Dollar Rallying Again

The US Dollar is pushing higher into the end of the week, tracking the moves we’re seeing in oil as hopes of a near-term end to the Iran war fade. Reports that the US is considering sending a further 10,000 troops to the Middle East is fuelling an uptick in safe-haven demand on Friday with DXY on course for its best month since July last year. Trades have been grappling with conflicting news flow this week and a lack of clarity over whether the US and Iran are engaged in talks or not. However, news of US troop movement and reports that Iran has mobilised up to 1 million troops is creating plenty of uncertainty ahead of the weekend with D likely to continue higher into early trading next week.

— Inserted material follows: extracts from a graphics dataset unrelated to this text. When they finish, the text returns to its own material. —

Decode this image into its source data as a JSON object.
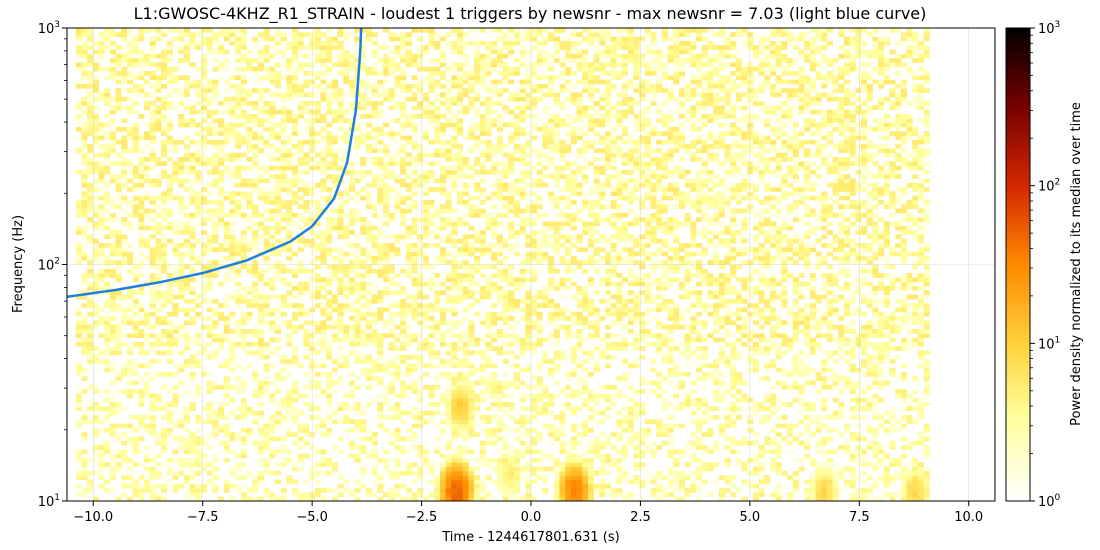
{
  "chart_data": {
    "type": "heatmap",
    "title": "L1:GWOSC-4KHZ_R1_STRAIN - loudest 1 triggers by newsnr - max newsnr = 7.03 (light blue curve)",
    "xlabel": "Time - 1244617801.631 (s)",
    "ylabel": "Frequency (Hz)",
    "colorbar_label": "Power density normalized to its median over time",
    "xlim": [
      -10.6,
      10.6
    ],
    "ylim": [
      10,
      1000
    ],
    "yscale": "log",
    "x_ticks": [
      -10.0,
      -7.5,
      -5.0,
      -2.5,
      0.0,
      2.5,
      5.0,
      7.5,
      10.0
    ],
    "x_tick_labels": [
      "−10.0",
      "−7.5",
      "−5.0",
      "−2.5",
      "0.0",
      "2.5",
      "5.0",
      "7.5",
      "10.0"
    ],
    "y_tick_labels": [
      {
        "base": "10",
        "exp": "1",
        "value": 10
      },
      {
        "base": "10",
        "exp": "2",
        "value": 100
      },
      {
        "base": "10",
        "exp": "3",
        "value": 1000
      }
    ],
    "colorbar_scale": "log",
    "colorbar_range": [
      1,
      1000
    ],
    "colorbar_tick_labels": [
      {
        "base": "10",
        "exp": "0",
        "value": 1
      },
      {
        "base": "10",
        "exp": "1",
        "value": 10
      },
      {
        "base": "10",
        "exp": "2",
        "value": 100
      },
      {
        "base": "10",
        "exp": "3",
        "value": 1000
      }
    ],
    "colormap": "afmhot_r",
    "grid": true,
    "data_time_range": [
      -10.4,
      9.1
    ],
    "hot_spots": [
      {
        "t": -1.7,
        "f": 11,
        "power": 60
      },
      {
        "t": 1.0,
        "f": 11,
        "power": 40
      },
      {
        "t": -1.6,
        "f": 25,
        "power": 12
      },
      {
        "t": 6.7,
        "f": 11,
        "power": 10
      },
      {
        "t": 8.8,
        "f": 11,
        "power": 10
      },
      {
        "t": -0.5,
        "f": 13,
        "power": 6
      }
    ],
    "trigger_curve": {
      "color": "#1f7fe0",
      "description": "light blue curve",
      "t_coalescence": -3.85,
      "points": [
        {
          "t": -10.6,
          "f": 73
        },
        {
          "t": -9.5,
          "f": 78
        },
        {
          "t": -8.5,
          "f": 84
        },
        {
          "t": -7.5,
          "f": 92
        },
        {
          "t": -6.5,
          "f": 104
        },
        {
          "t": -5.5,
          "f": 125
        },
        {
          "t": -5.0,
          "f": 145
        },
        {
          "t": -4.5,
          "f": 190
        },
        {
          "t": -4.2,
          "f": 270
        },
        {
          "t": -4.0,
          "f": 450
        },
        {
          "t": -3.9,
          "f": 800
        },
        {
          "t": -3.88,
          "f": 1000
        }
      ]
    }
  }
}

Higher Oil/Hawkish Fed Risks

Along with the uptick in safe-haven demand we’re seeing, USD is also pushing higher on the perception that elevated energy prices will force the Fed to turn more hawkish. At its recent meeting, the central bank cut its projected rate cuts this year to one from two previously. This is slightly at odds with the market which is now no longer pricing in a cut this year. We’ve also heard some Fed members this week warning that rates might need to stay higher for longer as a result of inflationary risks. As such, there is room for USD to push higher if oil prices stay up with the view that the Fed will eventually change course on projecting any easing this year unless we get a positive breakthrough on US/Iran talks.

Technical Views

DXY

The correction lower has found strong support into a test of the 99.15 level with price now turning back up towards the 100.36 level. This is a key resistance level for the market having acted as a high watermark since may last year. A such, a break of this level will be an important development, putting focus on 101.91 as the higher target.